LC:  Another cucumber sandwich? You’ve said before that the role of the journalist is to “speak truth to power.” Is that still the case?

@FNL: Absolutely. Especially if you define “truth” as “ill-founded rumour” and “power” as “vague entity with no power to respond”.

LC:  Like what?

@FNL: “Classical music” in general. If it was a person, it would have either sued me or died by now. Or countries. Countries can’t sue you, otherwise Russia would own my house right now. The trick is not to do no harm, but to make sure that the harm you do is not actionable in any practical way. Make people look bad, but keep it vague. It turns out that people are just as happy to share a story with no actual facts in it, and I get paid every time somebody visits my website, even if it’s to write a comment like “can you believe he gets away with this shit?”

LC:  Regular readers will notice that both the age and nationality of performers are prominently represented in your coverage. Do you think music should be reported more like sport?
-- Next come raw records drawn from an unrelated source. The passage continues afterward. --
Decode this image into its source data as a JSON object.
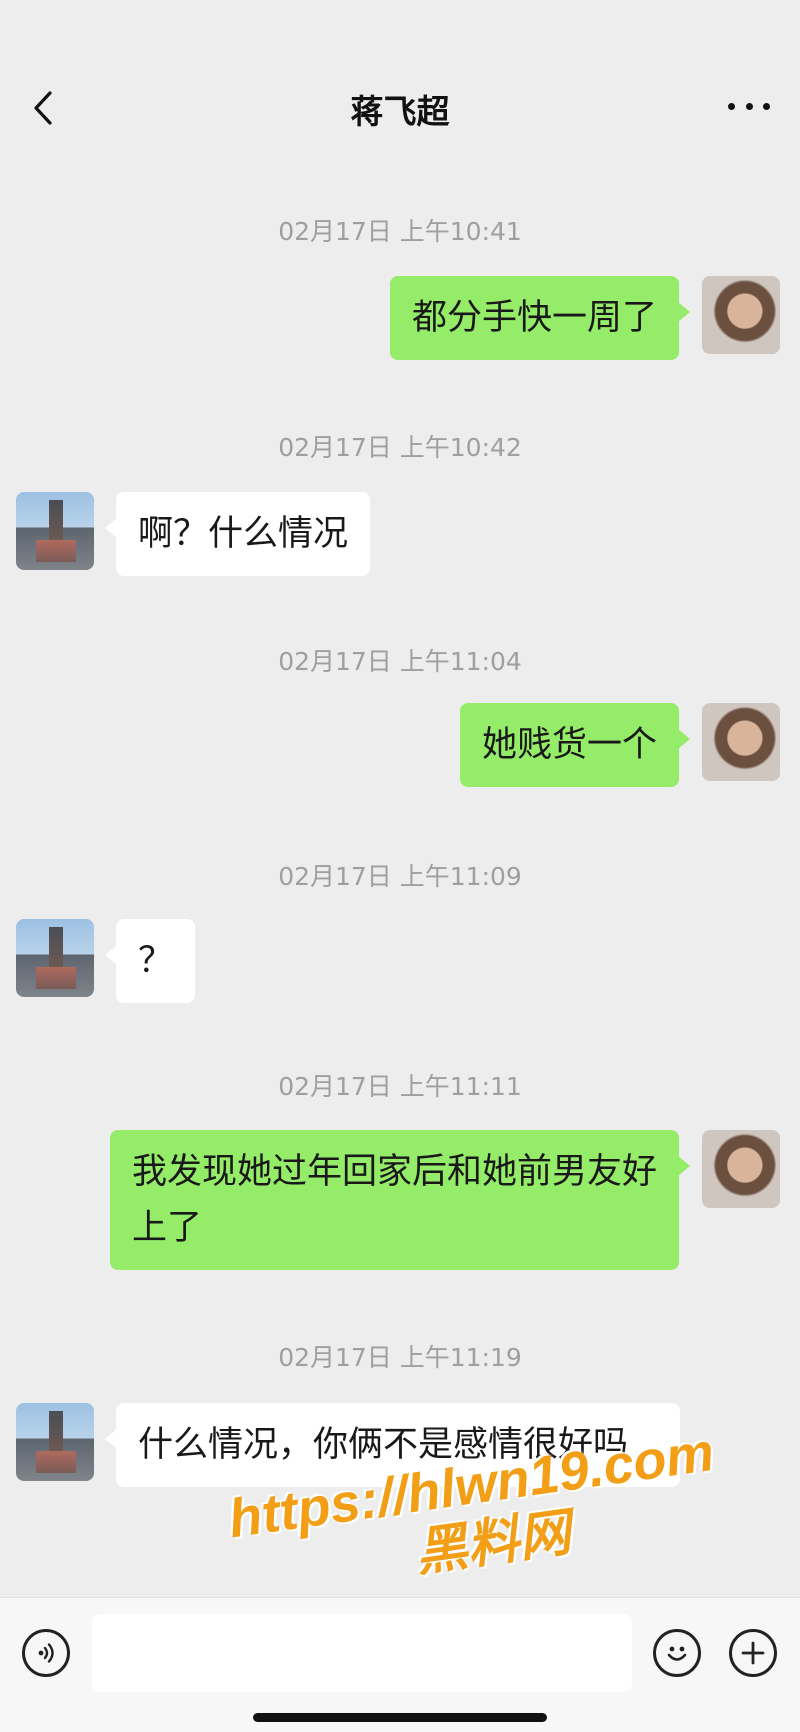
{
  "header": {
    "title": "蒋飞超",
    "back_icon": "chevron-left-icon",
    "more_icon": "more-dots-icon"
  },
  "messages": [
    {
      "timestamp": "02月17日 上午10:41",
      "sender": "me",
      "text": "都分手快一周了"
    },
    {
      "timestamp": "02月17日 上午10:42",
      "sender": "other",
      "text": "啊？什么情况"
    },
    {
      "timestamp": "02月17日 上午11:04",
      "sender": "me",
      "text": "她贱货一个"
    },
    {
      "timestamp": "02月17日 上午11:09",
      "sender": "other",
      "text": "？"
    },
    {
      "timestamp": "02月17日 上午11:11",
      "sender": "me",
      "text": "我发现她过年回家后和她前男友好上了"
    },
    {
      "timestamp": "02月17日 上午11:19",
      "sender": "other",
      "text": "什么情况，你俩不是感情很好吗"
    }
  ],
  "watermark": {
    "url": "https://hlwn19.com",
    "label": "黑料网"
  },
  "input_bar": {
    "value": "",
    "voice_icon": "voice-icon",
    "emoji_icon": "emoji-icon",
    "plus_icon": "plus-icon"
  },
  "colors": {
    "background": "#ededed",
    "bubble_me": "#95ec69",
    "bubble_other": "#ffffff",
    "timestamp": "#9f9f9f",
    "watermark": "#f29f17"
  }
}
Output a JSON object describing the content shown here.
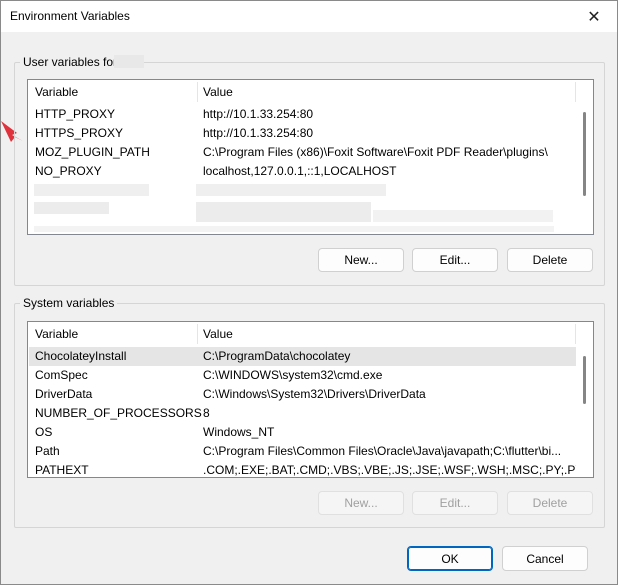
{
  "window": {
    "title": "Environment Variables",
    "close_glyph": "✕"
  },
  "user_group": {
    "label": "User variables for",
    "columns": [
      "Variable",
      "Value"
    ],
    "rows": [
      {
        "variable": "HTTP_PROXY",
        "value": "http://10.1.33.254:80"
      },
      {
        "variable": "HTTPS_PROXY",
        "value": "http://10.1.33.254:80"
      },
      {
        "variable": "MOZ_PLUGIN_PATH",
        "value": "C:\\Program Files (x86)\\Foxit Software\\Foxit PDF Reader\\plugins\\"
      },
      {
        "variable": "NO_PROXY",
        "value": "localhost,127.0.0.1,::1,LOCALHOST"
      }
    ],
    "buttons": {
      "new": "New...",
      "edit": "Edit...",
      "delete": "Delete"
    }
  },
  "system_group": {
    "label": "System variables",
    "columns": [
      "Variable",
      "Value"
    ],
    "rows": [
      {
        "variable": "ChocolateyInstall",
        "value": "C:\\ProgramData\\chocolatey"
      },
      {
        "variable": "ComSpec",
        "value": "C:\\WINDOWS\\system32\\cmd.exe"
      },
      {
        "variable": "DriverData",
        "value": "C:\\Windows\\System32\\Drivers\\DriverData"
      },
      {
        "variable": "NUMBER_OF_PROCESSORS",
        "value": "8"
      },
      {
        "variable": "OS",
        "value": "Windows_NT"
      },
      {
        "variable": "Path",
        "value": "C:\\Program Files\\Common Files\\Oracle\\Java\\javapath;C:\\flutter\\bi..."
      },
      {
        "variable": "PATHEXT",
        "value": ".COM;.EXE;.BAT;.CMD;.VBS;.VBE;.JS;.JSE;.WSF;.WSH;.MSC;.PY;.PYW"
      }
    ],
    "buttons": {
      "new": "New...",
      "edit": "Edit...",
      "delete": "Delete"
    }
  },
  "footer": {
    "ok": "OK",
    "cancel": "Cancel"
  },
  "colors": {
    "arrow": "#e0323c",
    "accent": "#0067c0"
  }
}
@FNL: This makes a lot more sense once you realise that age and nationality are usually in the first line of an artist’s bio. Thus an emphasis on imaginary national rivalries saves me a lot of reading.

LC:  Let’s talk about sexism. You’re a vocal critic of the Vienna Philharmonic. What should they do to make things right?

@FNL: Hire some women. Hot ones. And not Koreans. They win all the competitions, so they must be cheating.

LC:  If I’m not mistaken, the VPO do screened auditions and have now hired several women.

@FNL: You’re breaking up. I can’t hear you.

LC:  Let’s move on then. You’ve previously suggested that Yuja Wang dresses to attract the attention of “lascivious men.” Do you see anything sexist in that or, more broadly, in your habit of running banal picture stories involving partially undressed women?

@FNL: We’re here to talk about sexism, not about ethics in gaming journalism.

LC:  Shall we talk about corrections, then? When is it appropriate to publish a correction?

@FNL: Inevitably mistakes get made, especially if you never bother to check anything. Making a few corrections helps people to believe that you care about truth and decency. Correcting everything would show them how unreliable you are. The trick is to be trusted, not trustworthy. Truth and decency is pretty dull.

LC:  You have frequently attacked Peter Gelb. Is there any personal animosity there?

@FNL: It’s nothing personal. I vowed to destroy him on a whim. Every good story needs a villain, and it was his turn. His destruction seems to be proceeding quite slowly at the moment, but eventually he’ll retire and I’ll take credit for getting him fired. I am on the right side of the version of history I plan to write.

LC:  Any other careers you’d like to think you ruined?

@FNL: No, but there’s still time.

LC:  Is there any chance you’d stop deleting our comments on your blog?

@FNL: All comments are approved automatically, so if you want to post something embarrassing, you might try doing it while I’m asleep.